Membre du parti communiste est-allemand à la chute du mur de Berlin, Sarah Wagenknecht est la nouvelle égérie de la gauche dans les territoires de l'ancienne République démocratique-allemande (RDA). Opposé à l'aide militaire à l'Ukraine, favorable à une «paix» rapide avec la Russie, hostile aux idées wokes, son parti a réalisé les meilleurs scores à gauche lors des élections régionales de septembre en Thuringe et en Saxe.
Selon les documents précités, des analystes russes considèrent Sarah Wagenknecht comme une alliée importante contre les «forces anti-russes» en Allemagne et en Europe et recommandent de nouer des contacts plus étroits avec elle.
Les documents ont été rédigés par l'Académie des sciences de Russie. Ce think tank placé au sommet de l'Etat publie régulièrement des analyses sur la situation politique en Allemagne. Une partie de ces documents peut être consultée publiquement, mais il existe également des parties additionnelles secrètes, dont des médias allemands ont pu prendre connaissance.
Dans ces documents, on peut lire que c'est surtout en ex-Allemagne de l'Est qu'il faudrait «accentuer la pression, afin d'attiser la peur des citoyens allemands à l'idée d'un éventuel conflit entre l'Otan et la Fédération de Russie». Des politiques allemands, tels le ministre de la Défense Boris Pistorius (social-démocrate) et la députée Marie-Agnes Strack-Zimmermann (libérale) y sont dépeints comme des provocateurs à l'égard de Moscou.

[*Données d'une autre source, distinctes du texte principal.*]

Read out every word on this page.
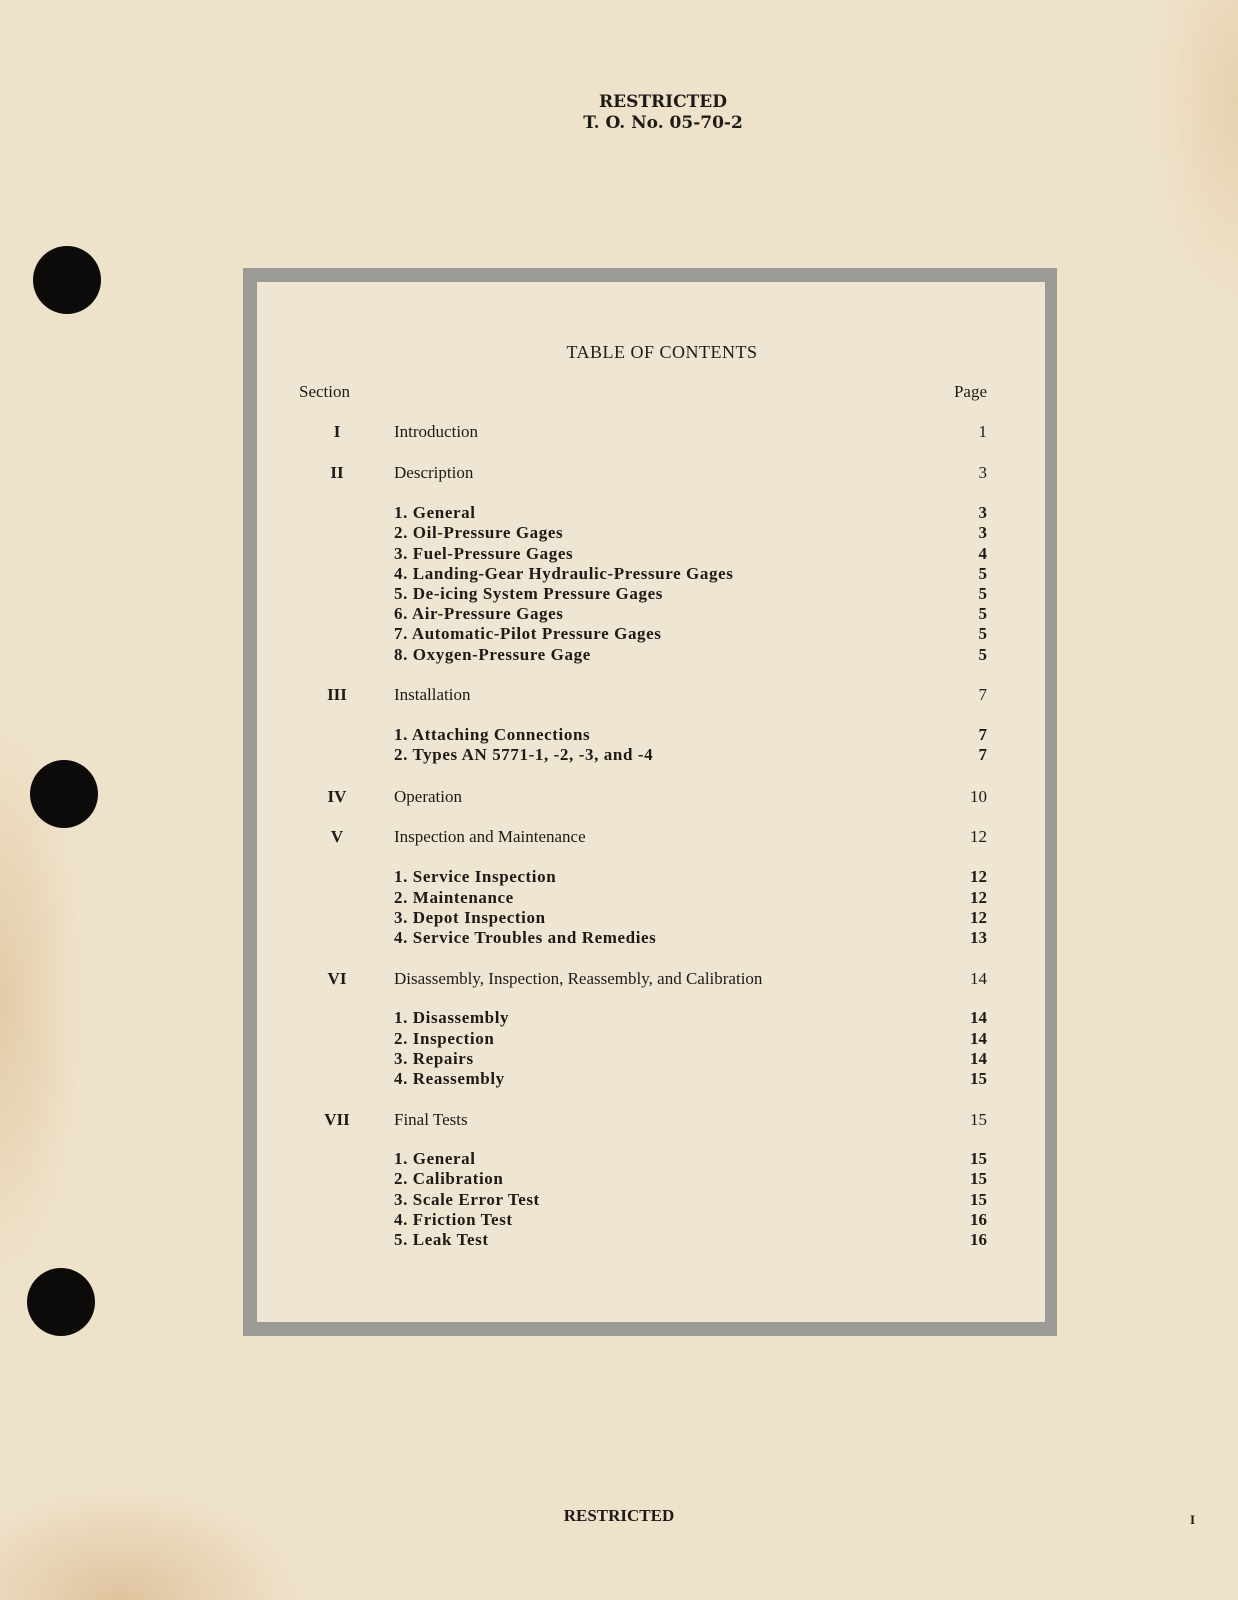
RESTRICTED
T. O. No. 05-70-2
TABLE OF CONTENTS
Section	Page
I	Introduction	1
II	Description	3
1. General	3
2. Oil-Pressure Gages	3
3. Fuel-Pressure Gages	4
4. Landing-Gear Hydraulic-Pressure Gages	5
5. De-icing System Pressure Gages	5
6. Air-Pressure Gages	5
7. Automatic-Pilot Pressure Gages	5
8. Oxygen-Pressure Gage	5
III	Installation	7
1. Attaching Connections	7
2. Types AN 5771-1, -2, -3, and -4	7
IV	Operation	10
V	Inspection and Maintenance	12
1. Service Inspection	12
2. Maintenance	12
3. Depot Inspection	12
4. Service Troubles and Remedies	13
VI	Disassembly, Inspection, Reassembly, and Calibration	14
1. Disassembly	14
2. Inspection	14
3. Repairs	14
4. Reassembly	15
VII	Final Tests	15
1. General	15
2. Calibration	15
3. Scale Error Test	15
4. Friction Test	16
5. Leak Test	16
RESTRICTED	I
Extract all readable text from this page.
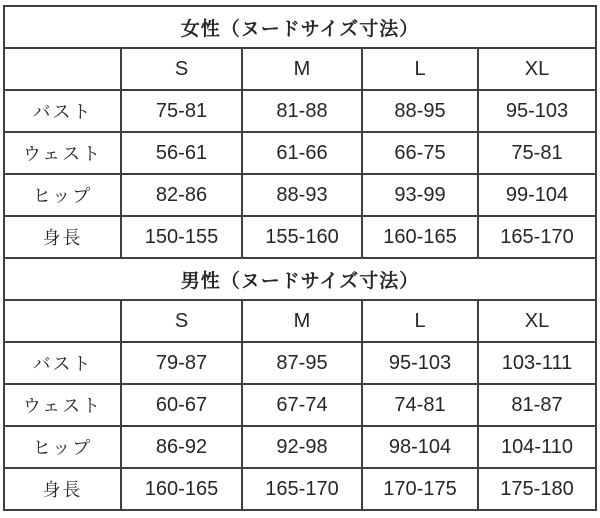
女性（ヌードサイズ寸法）				
	S	M	L	XL
バスト	75-81	81-88	88-95	95-103
ウェスト	56-61	61-66	66-75	75-81
ヒップ	82-86	88-93	93-99	99-104
身長	150-155	155-160	160-165	165-170
男性（ヌードサイズ寸法）				
	S	M	L	XL
バスト	79-87	87-95	95-103	103-111
ウェスト	60-67	67-74	74-81	81-87
ヒップ	86-92	92-98	98-104	104-110
身長	160-165	165-170	170-175	175-180
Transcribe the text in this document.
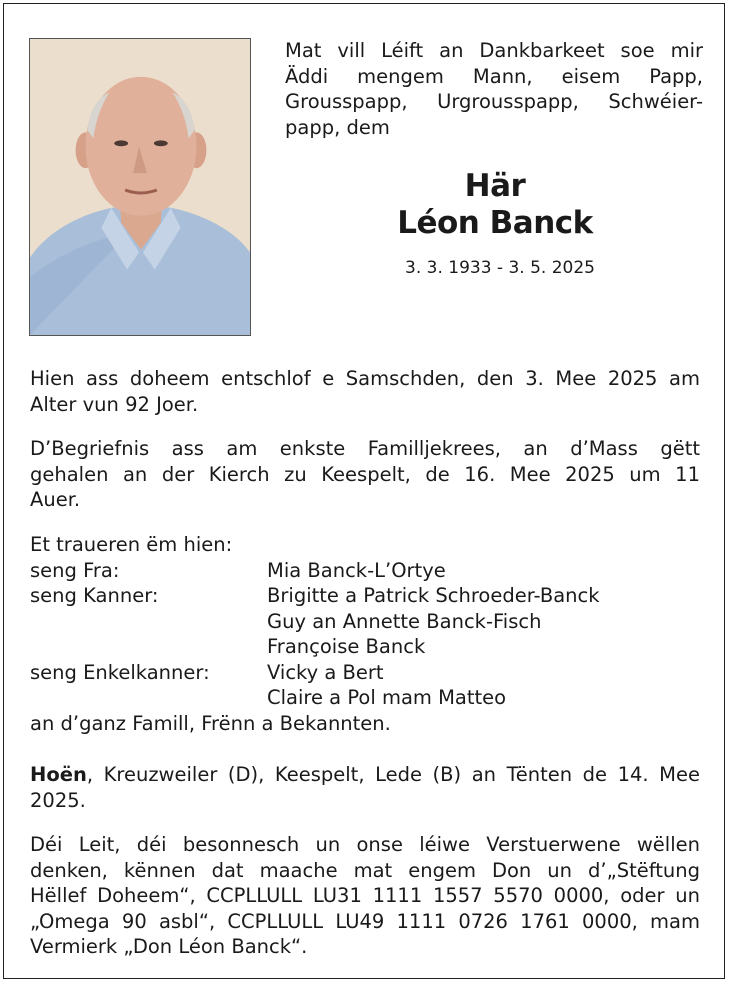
Mat vill Léift an Dankbarkeet soe mir
Äddi mengem Mann, eisem Papp,
Grousspapp, Urgrousspapp, Schwéier-
papp, dem
Här
Léon Banck
3. 3. 1933 - 3. 5. 2025
Hien ass doheem entschlof e Samschden, den 3. Mee 2025 am
Alter vun 92 Joer.
D’Begriefnis ass am enkste Familljekrees, an d’Mass gëtt
gehalen an der Kierch zu Keespelt, de 16. Mee 2025 um 11
Auer.
Et traueren ëm hien:
seng Fra:	Mia Banck-L’Ortye
seng Kanner:	Brigitte a Patrick Schroeder-Banck
Guy an Annette Banck-Fisch
Françoise Banck
seng Enkelkanner:	Vicky a Bert
Claire a Pol mam Matteo
an d’ganz Famill, Frënn a Bekannten.
Hoën, Kreuzweiler (D), Keespelt, Lede (B) an Tënten de 14. Mee
2025.
Déi Leit, déi besonnesch un onse léiwe Verstuerwene wëllen
denken, kënnen dat maache mat engem Don un d’„Stëftung
Hëllef Doheem“, CCPLLULL LU31 1111 1557 5570 0000, oder un
„Omega 90 asbl“, CCPLLULL LU49 1111 0726 1761 0000, mam
Vermierk „Don Léon Banck“.
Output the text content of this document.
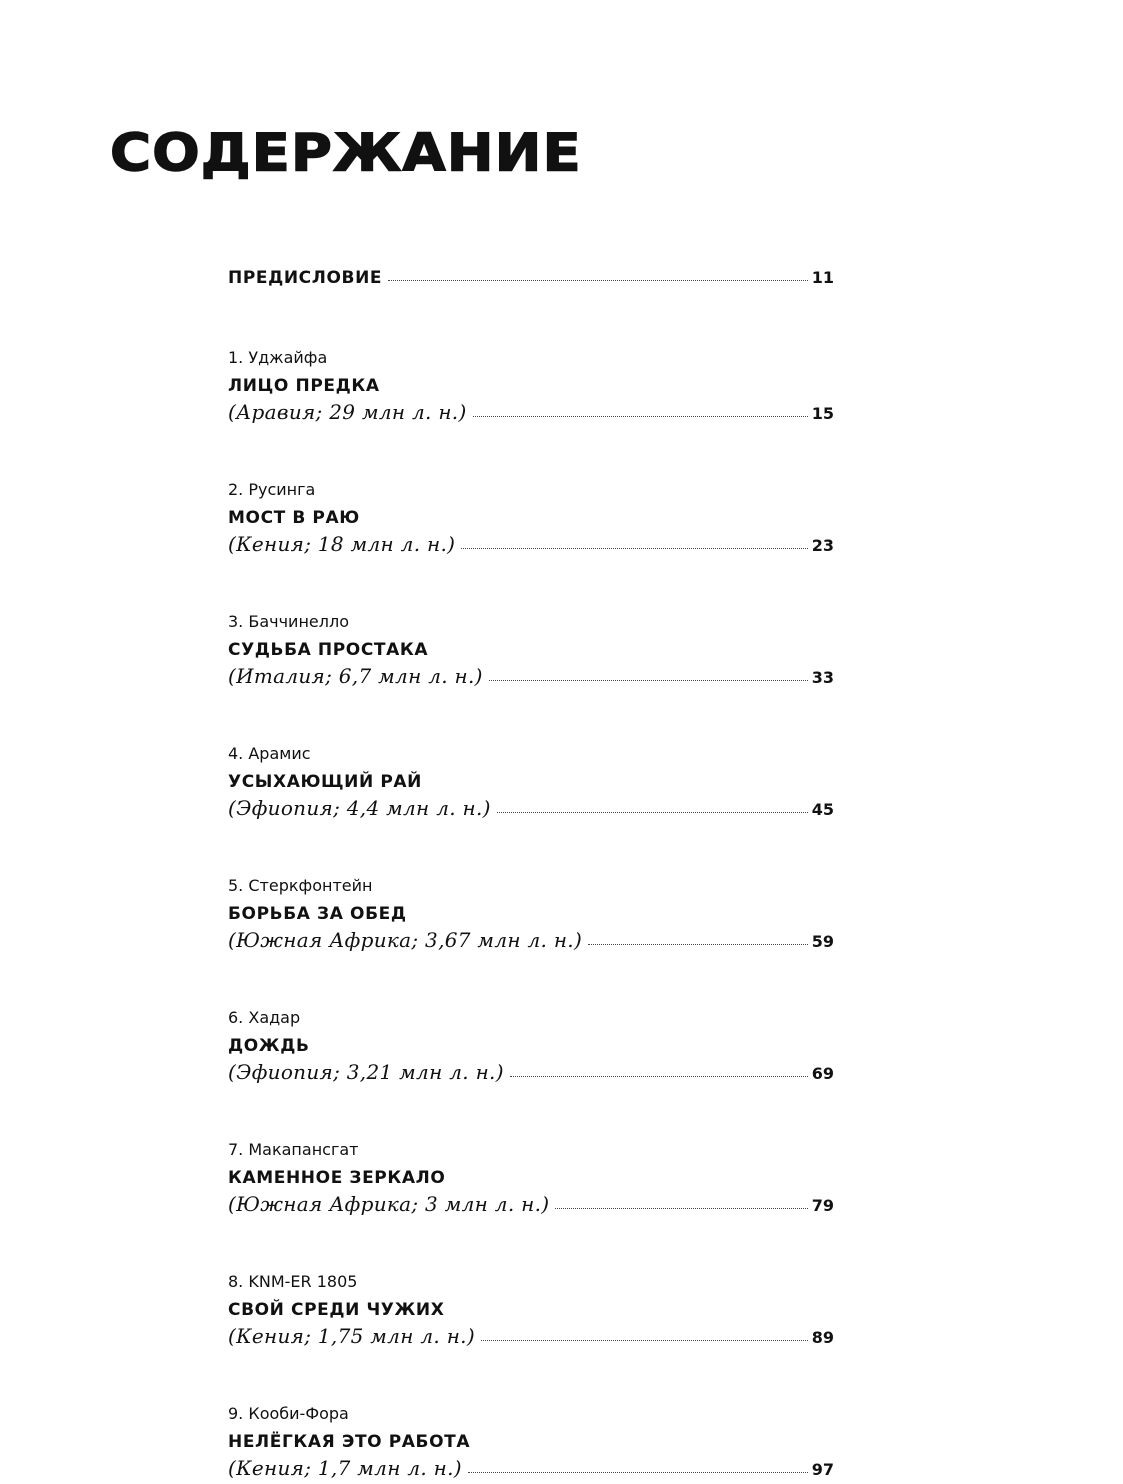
СОДЕРЖАНИЕ
ПРЕДИСЛОВИЕ	11
1. Уджайфа
ЛИЦО ПРЕДКА
(Аравия; 29 млн л. н.)	15
2. Русинга
МОСТ В РАЮ
(Кения; 18 млн л. н.)	23
3. Баччинелло
СУДЬБА ПРОСТАКА
(Италия; 6,7 млн л. н.)	33
4. Арамис
УСЫХАЮЩИЙ РАЙ
(Эфиопия; 4,4 млн л. н.)	45
5. Стеркфонтейн
БОРЬБА ЗА ОБЕД
(Южная Африка; 3,67 млн л. н.)	59
6. Хадар
ДОЖДЬ
(Эфиопия; 3,21 млн л. н.)	69
7. Макапансгат
КАМЕННОЕ ЗЕРКАЛО
(Южная Африка; 3 млн л. н.)	79
8. KNM-ER 1805
СВОЙ СРЕДИ ЧУЖИХ
(Кения; 1,75 млн л. н.)	89
9. Кооби-Фора
НЕЛЁГКАЯ ЭТО РАБОТА
(Кения; 1,7 млн л. н.)	97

Tout sauf des alliés, donc..
Ce ne sont pas des sentiments amicaux envers la Russie, mais la peur, qui peuvent inciter de nombreux électeurs à voter «pour les partis qui ont de bonnes chances d'obtenir à l'avenir un tiers des sièges au Bundestag (la Chambre basse allemande)». Les partis en question sont manifestement l'extrême droite AfD et le BSW, fortement implantés en ex-RDA, mais qui se développent dans le reste de l'Allemagne aussi.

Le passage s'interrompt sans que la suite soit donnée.